BAŞLADIK MEVZUATI ARAMAYA

Baktık bu mevzuat önemli bir şey düştük peşine bizde. Nerede bulunur, yenilir mi, içilir mi koştuk ardı sıra. Mevzuat mevzuat bize de bir çare.1. maddesi olmadı, 23. Maddesine sarıldık. Tüh o yürürlükten kaldı, H bendini aradık. Olmadı eklenen son maddelere baktık. Yapma mevzuat bize de bir çare, kapı kapı dolandık durduk. Bekledik yetkili ve etkili bir açıklamada hep o ‘’SÜREÇ’’ devam ediyor dendi. Şaşırdık kaldık nasıl bir şeyki bu süreç hiç bitmiyor. Bitse de yenisi başlıyor. Bir bilene soralım dedik. Gittik, aradık , taradık bir bilen var mı diye?15 güne kalmaz yazılı cevap geldi elimize bir bilenden.’’….. Tarihli ve X sayılı yazınız gereği ilgili kurullarda ‘’ İNCELEMELER’’ devam etmektedir. Altına da iki satır not –sürecin selamı var diye. Elimizde bir A4 kağıdı bakakaldık. Ne süreçmiş bu dedik. Asgari ücreti, artan akaryakıt fiyatlarını, enerjiye gelen zammı, terörü, toplumda yaşanan şiddeti unuttuk da süreçten bir haber bekledik.

KULAĞIMIZDA BİR ŞARKI

Birden radyonun sesiyle uyandım.
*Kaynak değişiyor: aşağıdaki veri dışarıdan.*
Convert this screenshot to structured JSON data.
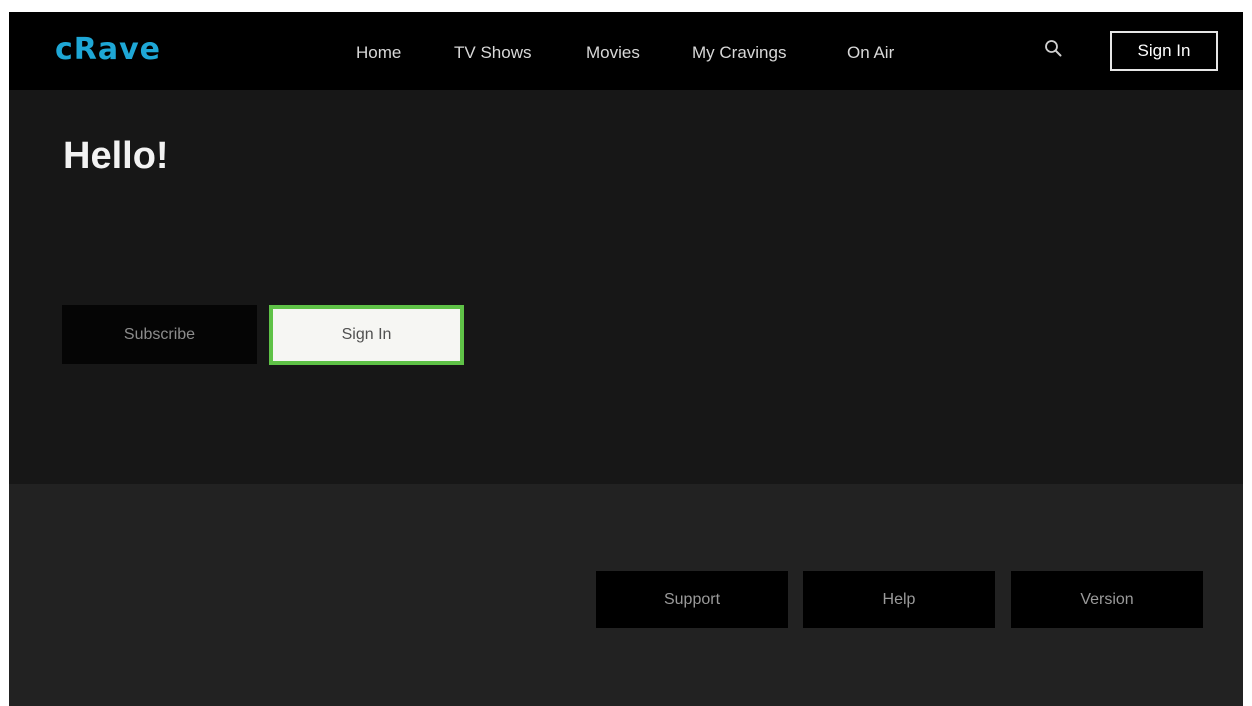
{
  "header": {
    "logo": "cRave",
    "nav": [
      {
        "label": "Home"
      },
      {
        "label": "TV Shows"
      },
      {
        "label": "Movies"
      },
      {
        "label": "My Cravings"
      },
      {
        "label": "On Air"
      }
    ],
    "search_icon": "search-icon",
    "sign_in_label": "Sign In"
  },
  "main": {
    "greeting": "Hello!",
    "subscribe_label": "Subscribe",
    "sign_in_label": "Sign In"
  },
  "footer": {
    "links": [
      {
        "label": "Support"
      },
      {
        "label": "Help"
      },
      {
        "label": "Version"
      }
    ]
  },
  "colors": {
    "brand": "#1ea7d6",
    "focus_border": "#5fc247",
    "background": "#171717",
    "topbar": "#000000",
    "footer": "#222222"
  }
}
Haberler, reklamlar, duyurular ve ardından dj anons etti’’değerli dinleyiciler şimdi size biraz eskilere götürüyoruz. Semiramis Pekkan söylüyor’ ’Bize yalan söylediler’’

Bir aleme indim yalnız
Yerde toprak, gökte yıldız
Bir yan susuz bir yan deniz

İki el, bir baş verdiler
Bir çift göz ağlar da güler
Dört bir yanda benim gibiler

Doğru söz içinmiş diller
İşte kalbin sev dediler


Bana yalan söylediler
Bana yalan söylediler
Kaderden bahsetmediler

Varsın böyle geçsin ömrüm
Neşeyle dolsun bari her günüm

Hani benim sevdiklerim
Hani gönül verdiklerim
Hasret gider ben giderim… ve tam şarkıya dalmışken telefonum çaldı.

Halil abiydi arayan’ ’haydi oğlum uyan saat kaç oldu. Bugün SÜREÇLE ilgili basın açıklaması var’’…iyi seyirler BARTIN.